My eyebrows are getting bushy. I hate that it matters to me. I’d always planned on aging as gracefully as my dad did. When age and the change hit him he retired, relaxed, learned to play the guitar. No complaints.; I think the change was a relief to him. Of course, I always enjoyed being a wolf; I think he was ashamed. I know he never looked at a woman after he met mom, and I can’t see him entering a room and relishing his power. I’ve been faithful to Pam, but I still loved that rush. Every month as the moon grew fuller it always seemed to me that I became more myself. Even changing felt good to me because I felt like I was coming home, back to the mystery of the hunt and the taste of blood blossoming on my tongue.
Pam just smiles when I talk this way. Says I’m becoming a poet in my old age. So I don’t talk to her about it any more. She can’t understand what I’ve lost. To her it’s a good thing. I should be relieved, like my dad was, not to be in thrall to the moon. She kissed me tonight and went off to her book club, freed from the responsibility to keep watch over her husband.

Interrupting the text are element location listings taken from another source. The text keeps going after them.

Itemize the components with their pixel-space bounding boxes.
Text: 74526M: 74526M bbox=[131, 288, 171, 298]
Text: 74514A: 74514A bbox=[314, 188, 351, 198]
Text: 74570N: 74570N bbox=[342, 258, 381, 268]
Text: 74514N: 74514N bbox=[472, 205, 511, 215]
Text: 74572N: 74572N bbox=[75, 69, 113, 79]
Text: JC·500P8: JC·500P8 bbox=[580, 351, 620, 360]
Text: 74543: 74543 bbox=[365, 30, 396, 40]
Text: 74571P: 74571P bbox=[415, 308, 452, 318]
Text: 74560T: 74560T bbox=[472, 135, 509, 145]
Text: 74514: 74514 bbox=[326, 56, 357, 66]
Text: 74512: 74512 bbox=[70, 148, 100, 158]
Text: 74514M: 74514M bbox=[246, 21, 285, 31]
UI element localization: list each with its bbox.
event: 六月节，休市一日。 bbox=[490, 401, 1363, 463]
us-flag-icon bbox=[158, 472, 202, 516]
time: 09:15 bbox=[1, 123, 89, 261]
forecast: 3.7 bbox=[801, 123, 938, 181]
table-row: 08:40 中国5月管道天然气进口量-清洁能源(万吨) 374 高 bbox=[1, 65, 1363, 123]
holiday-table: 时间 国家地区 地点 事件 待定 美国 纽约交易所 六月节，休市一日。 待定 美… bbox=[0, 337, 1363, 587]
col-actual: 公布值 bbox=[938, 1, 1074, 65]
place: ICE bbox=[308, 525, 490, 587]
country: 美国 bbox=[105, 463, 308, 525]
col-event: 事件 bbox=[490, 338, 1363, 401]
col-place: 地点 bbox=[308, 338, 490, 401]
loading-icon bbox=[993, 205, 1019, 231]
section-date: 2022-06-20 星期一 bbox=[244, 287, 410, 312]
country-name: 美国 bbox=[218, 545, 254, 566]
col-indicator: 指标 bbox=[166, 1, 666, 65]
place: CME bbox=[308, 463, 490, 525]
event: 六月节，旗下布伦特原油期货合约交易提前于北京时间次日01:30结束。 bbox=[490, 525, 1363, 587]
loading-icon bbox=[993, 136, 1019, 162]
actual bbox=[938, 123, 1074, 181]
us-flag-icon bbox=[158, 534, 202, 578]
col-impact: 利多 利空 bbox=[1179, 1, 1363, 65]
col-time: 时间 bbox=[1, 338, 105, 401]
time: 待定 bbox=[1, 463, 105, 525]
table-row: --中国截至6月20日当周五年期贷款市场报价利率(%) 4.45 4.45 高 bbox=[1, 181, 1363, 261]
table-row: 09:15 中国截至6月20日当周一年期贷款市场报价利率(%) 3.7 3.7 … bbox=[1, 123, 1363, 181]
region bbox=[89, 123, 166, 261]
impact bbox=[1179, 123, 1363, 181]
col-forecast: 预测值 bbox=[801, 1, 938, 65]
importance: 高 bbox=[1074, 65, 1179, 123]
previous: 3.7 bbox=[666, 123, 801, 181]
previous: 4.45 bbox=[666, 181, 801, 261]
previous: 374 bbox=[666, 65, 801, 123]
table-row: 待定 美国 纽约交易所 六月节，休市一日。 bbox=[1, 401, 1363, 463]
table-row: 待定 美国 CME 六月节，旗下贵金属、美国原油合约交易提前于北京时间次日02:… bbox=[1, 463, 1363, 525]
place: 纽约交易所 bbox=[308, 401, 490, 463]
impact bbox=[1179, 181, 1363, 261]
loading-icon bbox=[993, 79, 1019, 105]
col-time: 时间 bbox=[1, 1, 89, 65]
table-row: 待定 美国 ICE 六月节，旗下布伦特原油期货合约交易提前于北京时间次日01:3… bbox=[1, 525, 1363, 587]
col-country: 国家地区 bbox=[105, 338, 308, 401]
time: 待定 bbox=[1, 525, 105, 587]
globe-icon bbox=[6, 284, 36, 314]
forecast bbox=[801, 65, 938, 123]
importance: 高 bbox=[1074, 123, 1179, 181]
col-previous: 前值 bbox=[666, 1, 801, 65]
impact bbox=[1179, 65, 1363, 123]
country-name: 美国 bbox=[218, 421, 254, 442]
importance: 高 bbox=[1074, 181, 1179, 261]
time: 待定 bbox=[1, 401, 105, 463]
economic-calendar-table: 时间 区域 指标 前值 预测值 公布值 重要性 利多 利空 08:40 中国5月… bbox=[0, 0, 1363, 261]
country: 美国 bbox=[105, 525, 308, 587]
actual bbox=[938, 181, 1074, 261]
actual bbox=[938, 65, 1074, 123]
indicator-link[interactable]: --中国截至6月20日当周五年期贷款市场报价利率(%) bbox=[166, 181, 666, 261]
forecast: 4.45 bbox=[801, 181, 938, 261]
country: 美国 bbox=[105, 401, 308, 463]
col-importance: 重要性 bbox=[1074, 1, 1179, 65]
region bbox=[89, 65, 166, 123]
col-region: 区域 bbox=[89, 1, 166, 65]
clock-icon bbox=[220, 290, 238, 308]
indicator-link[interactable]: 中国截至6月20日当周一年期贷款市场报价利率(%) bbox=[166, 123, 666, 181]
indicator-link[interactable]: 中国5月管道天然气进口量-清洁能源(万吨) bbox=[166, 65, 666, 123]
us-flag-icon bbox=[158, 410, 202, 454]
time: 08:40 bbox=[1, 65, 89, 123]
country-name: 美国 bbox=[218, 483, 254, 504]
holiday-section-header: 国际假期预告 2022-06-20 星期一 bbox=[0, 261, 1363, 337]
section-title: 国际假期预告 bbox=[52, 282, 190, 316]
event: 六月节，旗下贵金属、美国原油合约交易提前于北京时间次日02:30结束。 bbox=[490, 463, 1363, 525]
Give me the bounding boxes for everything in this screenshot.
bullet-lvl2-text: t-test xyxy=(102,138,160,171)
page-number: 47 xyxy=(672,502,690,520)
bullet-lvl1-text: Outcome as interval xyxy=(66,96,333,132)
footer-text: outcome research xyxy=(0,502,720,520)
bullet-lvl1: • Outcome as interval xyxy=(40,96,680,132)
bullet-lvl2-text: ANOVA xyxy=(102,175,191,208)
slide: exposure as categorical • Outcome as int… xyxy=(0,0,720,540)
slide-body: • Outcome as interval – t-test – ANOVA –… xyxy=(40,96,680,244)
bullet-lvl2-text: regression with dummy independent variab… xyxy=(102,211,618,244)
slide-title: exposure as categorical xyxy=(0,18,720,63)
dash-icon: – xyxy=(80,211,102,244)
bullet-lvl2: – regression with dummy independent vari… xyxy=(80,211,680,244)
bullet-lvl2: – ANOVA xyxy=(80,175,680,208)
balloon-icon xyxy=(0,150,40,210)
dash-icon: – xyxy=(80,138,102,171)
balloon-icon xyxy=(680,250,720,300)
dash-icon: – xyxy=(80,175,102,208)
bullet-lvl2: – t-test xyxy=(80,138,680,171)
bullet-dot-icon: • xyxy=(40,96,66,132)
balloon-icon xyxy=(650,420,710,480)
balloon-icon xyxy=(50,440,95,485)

I haven’t changed in almost a year. I think it’s safe to say I won’t again. When the moon begins to fill, I still feel it, like an itch in my bones or someone calling my name almost out of hearing; My joints ache and my voice drops an octave. The wolf isn’t gone completely, but it has retreated so far into me that it’s like an echo. It’s hard to stay in on nights like this. I want to prowl, and why shouldn’t I?
I dress sharp. I will go downtown to a hotel and see whose heads turn when I walk into the bar. I’m not old yet, some of the scent of power still lingers. I don’t have fangs or claws any more, but the taste for blood lingers too. At the bar there will be a girl with fresh skin and a warm spicy scent, who will flush when I look at her, and let me buy her a drink. I slide my Swiss Army knife into my pocket, where it lies against my thigh. Pam says I’m still sexy. Let’s test that theory.